In the Battle of Guinegate (1479) he was defeated by Maximilian I, Holy Roman Emperor. Nevertheless, he was made Marshal of France and Lieutenant-General of the King's army in Picardy in 1486.

During the Mad War, he was successful in stopping the attacks of the Imperial forces. He defeated Adolph of Cleves, Lord of Ravenstein in 1486, and captured during the Battle of Béthune in 1487, Charles II, Duke of Guelders and Engelbert II of Nassau. He also took Saint-Omer and Thérouanne.

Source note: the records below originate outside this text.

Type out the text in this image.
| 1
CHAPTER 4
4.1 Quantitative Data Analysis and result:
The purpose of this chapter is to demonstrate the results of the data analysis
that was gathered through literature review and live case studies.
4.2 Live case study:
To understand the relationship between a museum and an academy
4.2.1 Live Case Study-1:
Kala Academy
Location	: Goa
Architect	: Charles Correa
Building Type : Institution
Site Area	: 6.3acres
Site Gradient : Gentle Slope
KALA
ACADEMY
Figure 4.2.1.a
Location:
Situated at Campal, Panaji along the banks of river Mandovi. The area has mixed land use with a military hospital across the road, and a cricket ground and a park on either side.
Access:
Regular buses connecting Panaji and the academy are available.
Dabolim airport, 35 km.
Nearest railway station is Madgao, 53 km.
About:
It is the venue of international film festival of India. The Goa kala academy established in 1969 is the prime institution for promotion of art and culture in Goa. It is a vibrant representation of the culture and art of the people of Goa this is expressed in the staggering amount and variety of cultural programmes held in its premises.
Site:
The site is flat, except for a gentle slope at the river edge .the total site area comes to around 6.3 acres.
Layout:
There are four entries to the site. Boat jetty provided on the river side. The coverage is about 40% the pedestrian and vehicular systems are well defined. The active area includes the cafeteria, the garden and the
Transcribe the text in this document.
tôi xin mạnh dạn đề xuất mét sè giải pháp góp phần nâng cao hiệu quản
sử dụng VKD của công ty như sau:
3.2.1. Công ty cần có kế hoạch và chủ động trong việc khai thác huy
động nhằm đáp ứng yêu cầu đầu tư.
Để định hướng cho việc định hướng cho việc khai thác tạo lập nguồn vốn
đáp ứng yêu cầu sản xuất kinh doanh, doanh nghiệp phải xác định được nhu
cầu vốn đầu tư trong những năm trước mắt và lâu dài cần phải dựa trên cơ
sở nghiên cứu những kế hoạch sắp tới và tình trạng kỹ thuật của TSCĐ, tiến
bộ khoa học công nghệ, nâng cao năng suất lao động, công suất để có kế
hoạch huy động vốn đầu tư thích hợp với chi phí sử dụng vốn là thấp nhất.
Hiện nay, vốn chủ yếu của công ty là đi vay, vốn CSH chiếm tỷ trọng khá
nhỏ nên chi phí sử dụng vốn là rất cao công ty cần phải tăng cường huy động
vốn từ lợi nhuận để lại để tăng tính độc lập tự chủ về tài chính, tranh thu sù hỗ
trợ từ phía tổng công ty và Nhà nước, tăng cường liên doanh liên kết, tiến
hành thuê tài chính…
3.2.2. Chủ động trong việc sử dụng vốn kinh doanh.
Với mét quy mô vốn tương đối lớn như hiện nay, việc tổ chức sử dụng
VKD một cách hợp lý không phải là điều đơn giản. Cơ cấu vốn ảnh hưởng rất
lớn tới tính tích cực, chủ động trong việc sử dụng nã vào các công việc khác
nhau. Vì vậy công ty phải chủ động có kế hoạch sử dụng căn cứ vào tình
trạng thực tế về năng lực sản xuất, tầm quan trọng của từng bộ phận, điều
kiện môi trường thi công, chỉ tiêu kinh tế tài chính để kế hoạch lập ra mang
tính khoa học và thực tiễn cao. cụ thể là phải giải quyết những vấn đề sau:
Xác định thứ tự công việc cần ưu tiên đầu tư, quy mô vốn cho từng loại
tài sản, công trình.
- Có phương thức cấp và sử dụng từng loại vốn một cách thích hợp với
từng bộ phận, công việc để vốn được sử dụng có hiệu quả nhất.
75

In 1492, he negotiated the Peace of Etaples with King Henry VII of England.

When Charles VIII of France prepared his Italian campaign in 1494, Crèvecœur was given the command of the vanguard, but he died on the 22nd of April at L'Arbresle near Lyon, before the start of the campaign.

He had no children and was buried in the Notre-Dame church of Boulogne-sur-Mer.

==Media==
- He portrayed in Sir Walter Scott's 1823 novel Quentin Durward as a wise counselor, attempting to avoid war between Charles the Bold and Louis XI of France.